Another approach to sorting the container would be to use an edict to store the value of estimated note size in a user attribute

Edict: $Estimate=$EstimatedNoteSize

and then sort on $Estimate. This would have a little less computational load, at the cost of being occasionally out of date.

Thanks for the feedback from everyone (wonderful forum by the way). I like the use of the Attribute Browser for exploring notes and their sizes.

I’ll use the workaround for the moment by specifying a threshold size in the query and wait for the next release which will allow queries on $EstimatedNoteSize on reasonable file sizes and number of notes.

For my own education - is $EstimatedNoteSize the only computed attribute and if not is there a way of knowing ahead of time what is computed and what is static ?

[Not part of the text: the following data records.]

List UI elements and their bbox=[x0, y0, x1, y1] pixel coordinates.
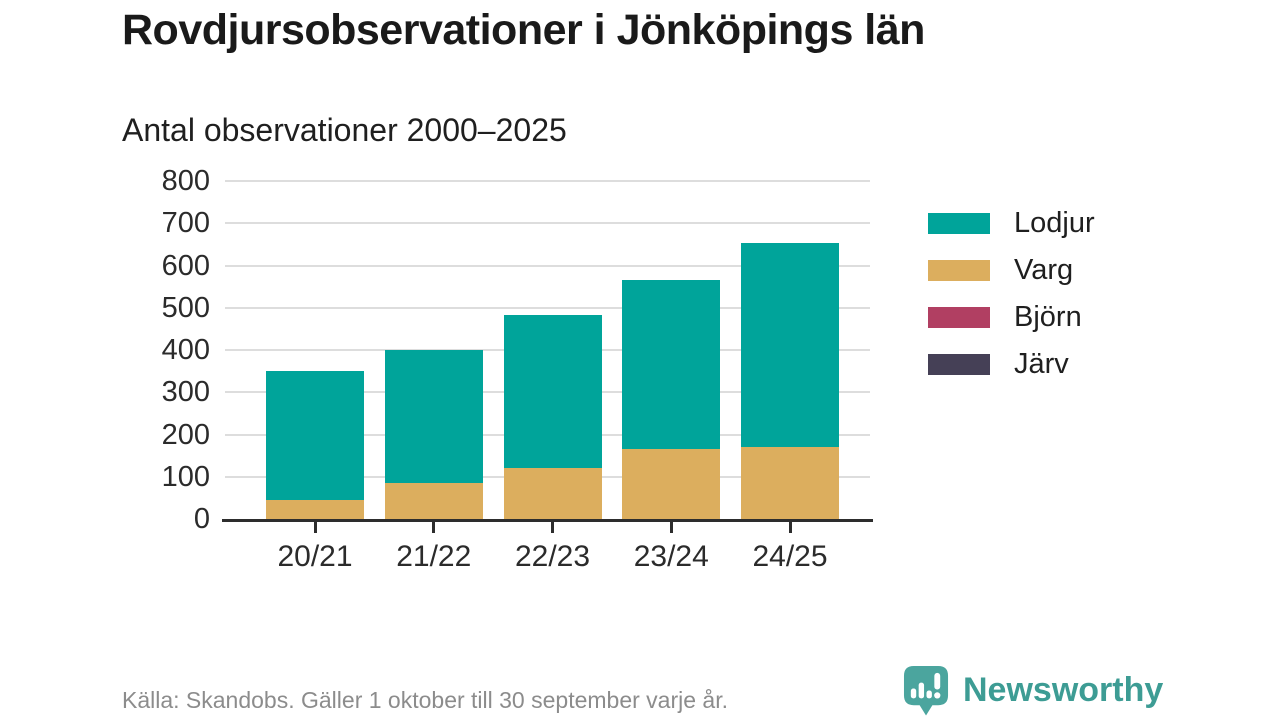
bar-segment-lodjur bbox=[741, 243, 839, 448]
legend-label: Lodjur bbox=[1014, 206, 1095, 239]
x-axis-tick bbox=[551, 521, 554, 533]
y-gridline bbox=[225, 264, 870, 267]
source-note: Källa: Skandobs. Gäller 1 oktober till 3… bbox=[122, 687, 728, 713]
newsworthy-logo-icon bbox=[903, 665, 950, 720]
bar-segment-varg bbox=[266, 499, 364, 519]
legend-swatch bbox=[928, 212, 990, 234]
newsworthy-wordmark: Newsworthy bbox=[963, 671, 1164, 709]
x-axis-tick bbox=[788, 521, 792, 533]
bar-segment-varg bbox=[503, 468, 602, 519]
legend-item-björn: Björn bbox=[928, 300, 1095, 334]
bar-segment-lodjur bbox=[622, 280, 721, 450]
bar-segment-varg bbox=[384, 483, 483, 519]
legend-swatch bbox=[928, 353, 990, 375]
x-axis-tick bbox=[432, 521, 436, 533]
y-axis-tick-label: 300 bbox=[161, 376, 210, 409]
y-axis-tick-label: 500 bbox=[161, 291, 210, 324]
x-axis-tick-label: 22/23 bbox=[514, 540, 591, 573]
legend-item-varg: Varg bbox=[928, 253, 1095, 287]
y-axis-tick-label: 800 bbox=[161, 165, 210, 197]
chart-subtitle: Antal observationer 2000–2025 bbox=[122, 112, 567, 148]
x-axis-tick bbox=[669, 521, 673, 533]
x-axis-tick-label: 23/24 bbox=[633, 540, 709, 573]
y-axis-tick-label: 700 bbox=[161, 207, 210, 240]
bar-segment-lodjur bbox=[384, 350, 483, 484]
bar-segment-varg bbox=[622, 449, 721, 519]
y-gridline bbox=[225, 222, 870, 225]
x-axis-tick-label: 21/22 bbox=[396, 540, 472, 573]
y-gridline bbox=[225, 306, 870, 309]
legend-item-lodjur: Lodjur bbox=[928, 206, 1095, 240]
y-axis-tick-label: 0 bbox=[193, 503, 210, 535]
bar-segment-varg bbox=[741, 447, 839, 519]
legend-item-järv: Järv bbox=[928, 347, 1095, 381]
x-axis-line bbox=[222, 519, 873, 522]
legend-label: Varg bbox=[1014, 253, 1074, 286]
bar-segment-lodjur bbox=[266, 371, 364, 500]
legend: Lodjur Varg Björn Järv bbox=[928, 206, 1095, 381]
legend-swatch bbox=[928, 259, 990, 281]
y-axis-tick-label: 400 bbox=[161, 334, 210, 366]
y-gridline bbox=[225, 180, 870, 182]
legend-label: Björn bbox=[1014, 300, 1082, 333]
bar-segment-lodjur bbox=[503, 314, 602, 469]
x-axis-tick-label: 24/25 bbox=[752, 540, 828, 573]
x-axis-tick bbox=[313, 521, 317, 533]
legend-swatch bbox=[928, 306, 990, 328]
chart-title: Rovdjursobservationer i Jönköpings län bbox=[122, 6, 925, 54]
x-axis-tick-label: 20/21 bbox=[277, 540, 353, 573]
y-axis-tick-label: 600 bbox=[161, 249, 210, 282]
legend-label: Järv bbox=[1014, 347, 1069, 380]
newsworthy-brand: Newsworthy bbox=[903, 665, 1163, 720]
y-axis-tick-label: 200 bbox=[161, 418, 210, 451]
y-axis-tick-label: 100 bbox=[161, 460, 210, 493]
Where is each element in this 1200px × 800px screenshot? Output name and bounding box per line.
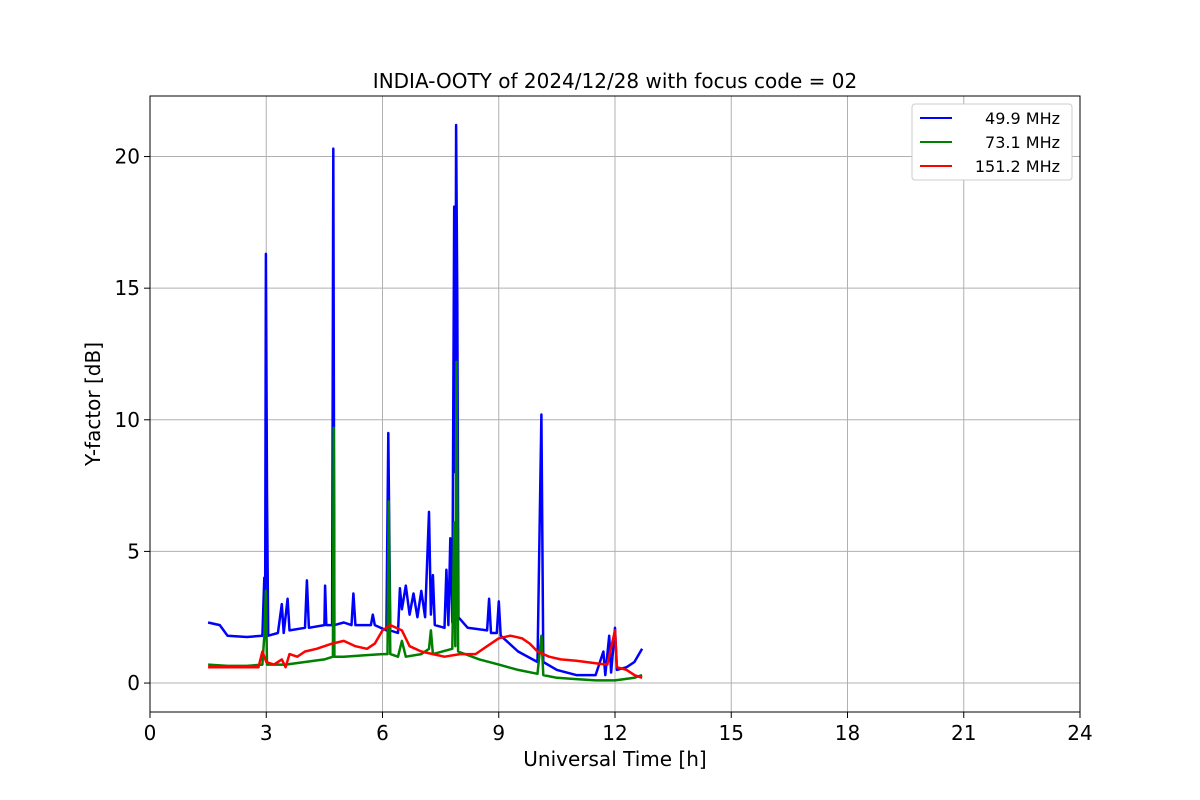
legend: 49.9 MHz 73.1 MHz 151.2 MHz	[911, 103, 1073, 181]
series-line	[208, 360, 643, 682]
x-tick-label: 24	[1067, 721, 1092, 745]
x-tick-label: 12	[602, 721, 627, 745]
legend-label: 73.1 MHz	[985, 133, 1060, 152]
legend-box	[911, 103, 1073, 181]
y-axis-title: Y-factor [dB]	[81, 342, 105, 467]
x-tick-label: 15	[719, 721, 744, 745]
x-tick-label: 21	[951, 721, 976, 745]
x-tick-label: 9	[492, 721, 505, 745]
y-tick-label: 0	[127, 671, 140, 695]
x-tick-label: 6	[376, 721, 389, 745]
x-tick-label: 18	[835, 721, 860, 745]
axis-ticks: 0 3 6 9 12 15 18 21 24 0 5 10 15 20	[115, 145, 1093, 745]
x-tick-label: 0	[144, 721, 157, 745]
x-tick-label: 3	[260, 721, 273, 745]
chart-title: INDIA-OOTY of 2024/12/28 with focus code…	[373, 69, 857, 93]
x-axis-title: Universal Time [h]	[523, 747, 706, 771]
y-tick-label: 5	[127, 539, 140, 563]
legend-label: 49.9 MHz	[985, 109, 1060, 128]
plot-series	[207, 123, 644, 682]
y-tick-label: 15	[115, 276, 140, 300]
legend-label: 151.2 MHz	[975, 157, 1060, 176]
series-line	[208, 623, 643, 679]
y-tick-label: 10	[115, 408, 140, 432]
series-line	[207, 123, 644, 677]
y-tick-label: 20	[115, 145, 140, 169]
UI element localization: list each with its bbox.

aTbRef has a fair amount of such classification of such things. For instance, a list of attributes that are pre-calculated.

All the read-only attributes are “computed” — they’re derived from some aspect of the document rather than stored as attributes.

To a first approximation, whether an attribute is computed or not shouldn’t matter. The problem you encountered was really a bug, and the latest backstage release does fix it.

Still, some computed attributes do take a little work to perform. For example, $DisplayName needs to evaluate the note’s display expression. Usually, that’s not much work, but it can be quite a lot if the display expression does something complicated.

Even then, this seldom matters in practice. But sorting does require lots of comparisons; if you’re sorting a list of n things, you’re going to need to make about n log n comparisons.